L’ordinanza con la quale il Gip di Roma ha respinto la richiesta di archiviazione della Procura della Repubblica, disponendo nuove indagini sulla morte di Mario Paciolla, è un passo avanti per la ricerca della verità. Mario Paciolla faceva parte – come volontario – di una Missione ONU avente il compito di verificare, in Colombia, l’attuazione degli accordi di pace tra il governo e le FARC , in particolare, il rispetto dei diritti umani nei confronti degli ex-guerriglieri disponibili al reinserimento nella società. Quando fu trovato morto nella sua casa di San Vicente del Caguan, con un lenzuolo annodato intorno al collo ed alcune macchie di sangue sui polsi, l’ipotesi coltivata dagli inquirenti del luogo e fatta propria dalla Procura della Repubblica di Roma è stata di un suicidio avvenuto per soffocamento, dopo un tentativo non riuscito di tagliarsi le vene.
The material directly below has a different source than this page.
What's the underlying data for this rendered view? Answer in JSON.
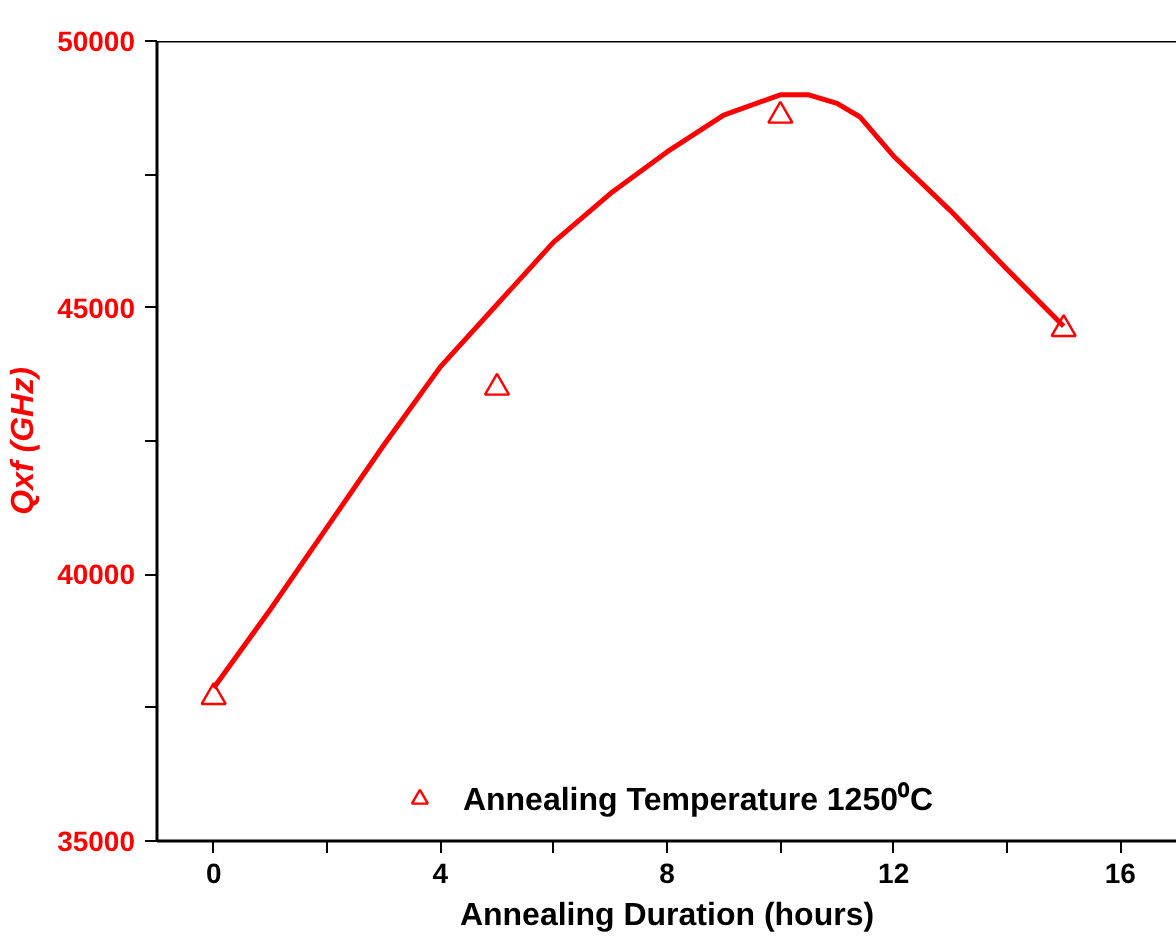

Il Gip sembra porre le due ipotesi che possono avanzarsi sulla morte violenta di Mario Paciolla (suicidio e omicidio) sullo stesso piano. Correttamente, infatti, il Gip osserva che, per sostenere l’ipotesi che il giovane sia rimasto vittima di un omicidio, occorrerebbe certezza su due circostanze: che egli abbia ricevuto la visita di estranei nelle ore precedenti la sua morte; che la sua condotta di vita  avessero fatto sorgere in altre persone motivi di risentimento nei suoi confronti. Manca, tuttavia, la considerazione di un altro elemento, che avrebbe dovuto indurre il gip ad essere più possibilista rispetto all’ipotesi omicidiaria. Interpellati dagli inquirenti italiani sugli eventuali rapporti conflittuali avuti da Mario Paciolla nel suo ambiente di lavoro, i componenti della Missione ONU furono interrogati “alla presenza di un rappresentante dell’Organizzazione su espressa richiesta dell’Ufficio Affari Legali delle Nazioni Unite”. La ragione di tale irrituale presenza,   almeno secondo la legge processuale italiana, sarebbe da ricondurre al pericolo che venissero rivelate notizie riservate.
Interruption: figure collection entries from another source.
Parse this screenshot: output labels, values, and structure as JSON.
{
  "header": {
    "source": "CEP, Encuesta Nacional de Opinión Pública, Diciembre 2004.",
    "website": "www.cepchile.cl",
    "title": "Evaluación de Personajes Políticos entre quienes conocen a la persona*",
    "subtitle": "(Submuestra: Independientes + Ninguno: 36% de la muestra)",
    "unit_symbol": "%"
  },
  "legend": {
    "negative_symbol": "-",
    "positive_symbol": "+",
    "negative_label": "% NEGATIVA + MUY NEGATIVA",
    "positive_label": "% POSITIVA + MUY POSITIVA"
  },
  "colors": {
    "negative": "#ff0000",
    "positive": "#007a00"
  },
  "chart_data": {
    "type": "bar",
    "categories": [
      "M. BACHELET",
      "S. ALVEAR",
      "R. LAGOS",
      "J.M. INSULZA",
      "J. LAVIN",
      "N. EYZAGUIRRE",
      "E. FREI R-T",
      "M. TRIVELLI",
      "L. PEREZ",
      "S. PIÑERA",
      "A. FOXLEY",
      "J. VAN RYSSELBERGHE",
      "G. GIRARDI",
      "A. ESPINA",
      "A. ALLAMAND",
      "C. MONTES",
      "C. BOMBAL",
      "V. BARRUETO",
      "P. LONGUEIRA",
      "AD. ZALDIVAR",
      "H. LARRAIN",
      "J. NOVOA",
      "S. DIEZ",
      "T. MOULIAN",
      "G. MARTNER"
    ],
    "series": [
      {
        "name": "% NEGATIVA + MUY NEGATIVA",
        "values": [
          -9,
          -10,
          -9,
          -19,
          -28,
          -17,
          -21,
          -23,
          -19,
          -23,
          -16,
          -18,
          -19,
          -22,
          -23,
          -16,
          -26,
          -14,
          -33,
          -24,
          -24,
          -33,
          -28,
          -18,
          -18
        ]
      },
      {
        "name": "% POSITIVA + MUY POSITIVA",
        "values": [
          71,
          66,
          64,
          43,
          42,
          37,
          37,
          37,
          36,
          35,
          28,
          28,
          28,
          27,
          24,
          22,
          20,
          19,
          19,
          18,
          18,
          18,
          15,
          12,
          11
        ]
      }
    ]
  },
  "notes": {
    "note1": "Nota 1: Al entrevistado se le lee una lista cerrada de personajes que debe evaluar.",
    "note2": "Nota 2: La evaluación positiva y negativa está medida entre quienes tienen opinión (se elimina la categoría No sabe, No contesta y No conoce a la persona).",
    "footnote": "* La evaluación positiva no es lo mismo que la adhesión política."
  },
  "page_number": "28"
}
E’ il Gip che ne dà atto allorché affronta il tema di informazioni che Paciolla possa avere acquisito in merito al “bombardamento dell’agosto 2019”. Se i rilievi svolti sul luogo del fatto fanno ritenere non convincente sul piano logico l’ipotesi del suicidio, quella dell’omicidio la si può escludere perché cancellate le tracce dell’accaduto e poi furono assunte le fonti orali interpellate per accertare le cause della morte. Vi sono altri due elementi, in contraddizione tra loro, che emergono dalla lettura dell’ordinanza. Per un verso, il Gip esclude che “il PACIOLLA negli ultimi mesi di vita fosse in una condizione di isolamento pressoché totale”, con conseguente aggravamento di eventuali sofferenze e inquietudini per questioni irrisolte. Per altro verso, il Gip aggiunge che “non può nemmeno escludersi che la descritta condizione di stress abbia determinato una caduta psichica che abbia condotto Mario al falso convincimento di essere in grave pericolo e poi al suicidio”.
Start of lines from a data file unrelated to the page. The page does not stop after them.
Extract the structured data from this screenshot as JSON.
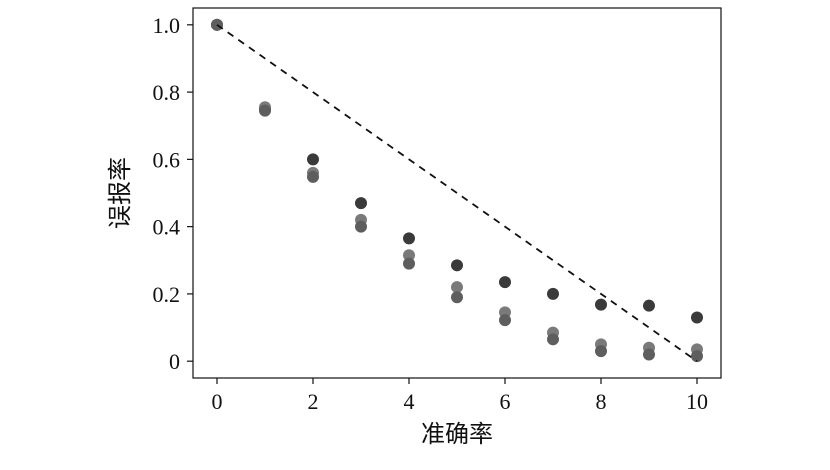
{
  "chart_data": {
    "type": "scatter",
    "title": "",
    "xlabel": "准确率",
    "ylabel": "误报率",
    "xlim": [
      -0.5,
      10.5
    ],
    "ylim": [
      -0.05,
      1.05
    ],
    "x_ticks": [
      0,
      2,
      4,
      6,
      8,
      10
    ],
    "x_tick_labels": [
      "0",
      "2",
      "4",
      "6",
      "8",
      "10"
    ],
    "y_ticks": [
      0,
      0.2,
      0.4,
      0.6,
      0.8,
      1.0
    ],
    "y_tick_labels": [
      "0",
      "0.2",
      "0.4",
      "0.6",
      "0.8",
      "1.0"
    ],
    "grid": false,
    "series": [
      {
        "style": "scatter",
        "color": "#3a3a3a",
        "x": [
          0,
          1,
          2,
          3,
          4,
          5,
          6,
          7,
          8,
          9,
          10
        ],
        "y": [
          1.0,
          0.75,
          0.6,
          0.47,
          0.365,
          0.285,
          0.235,
          0.2,
          0.168,
          0.165,
          0.13
        ]
      },
      {
        "style": "scatter",
        "color": "#7a7a7a",
        "x": [
          0,
          1,
          2,
          3,
          4,
          5,
          6,
          7,
          8,
          9,
          10
        ],
        "y": [
          1.0,
          0.755,
          0.56,
          0.42,
          0.315,
          0.22,
          0.145,
          0.085,
          0.05,
          0.04,
          0.035
        ]
      },
      {
        "style": "scatter",
        "color": "#5e5e5e",
        "x": [
          0,
          1,
          2,
          3,
          4,
          5,
          6,
          7,
          8,
          9,
          10
        ],
        "y": [
          1.0,
          0.745,
          0.548,
          0.4,
          0.29,
          0.19,
          0.122,
          0.065,
          0.03,
          0.02,
          0.015
        ]
      },
      {
        "style": "dashed-line",
        "color": "#111111",
        "x": [
          0,
          10
        ],
        "y": [
          1.0,
          0.0
        ]
      }
    ]
  }
}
C’è anche un dato non considerato. Solo poche ore prima della morte, acquistando il biglietto aereo per l’Italia, Mario Paciolla aveva superato il disagio collegato alla permanenza in Colombia, dimostrando ai familiari e ai componenti della Missione ONU di voler dare una svolta alla propria vita. Le indagini imposte al Pm dal Gip puntano ad approfondire il significato di alcuni rilievi effettuati al momento dell’accesso dei funzionari ONU e degli inquirenti colombiani nella casa della vittima. Gli accertamenti potrebbero sostenere sia l’ipotesi suicidaria che quella omicidiaria. Occorrerà analizzare quale valutazione darà il Gip all’ esito di ulteriori accertamenti e verifiche. Si spera che il caso trovi finalmente la sua soluzione. La vita di Mario Paciolla, il suo impegno generoso per un mondo dove vi sia pace e rispetto per i diritti umani, meritano verità e giustizia. Altrettanto meritano di conoscere la verità i suoi familiari, al cui amore Mario venne strappato quando stava per ritornare da loro.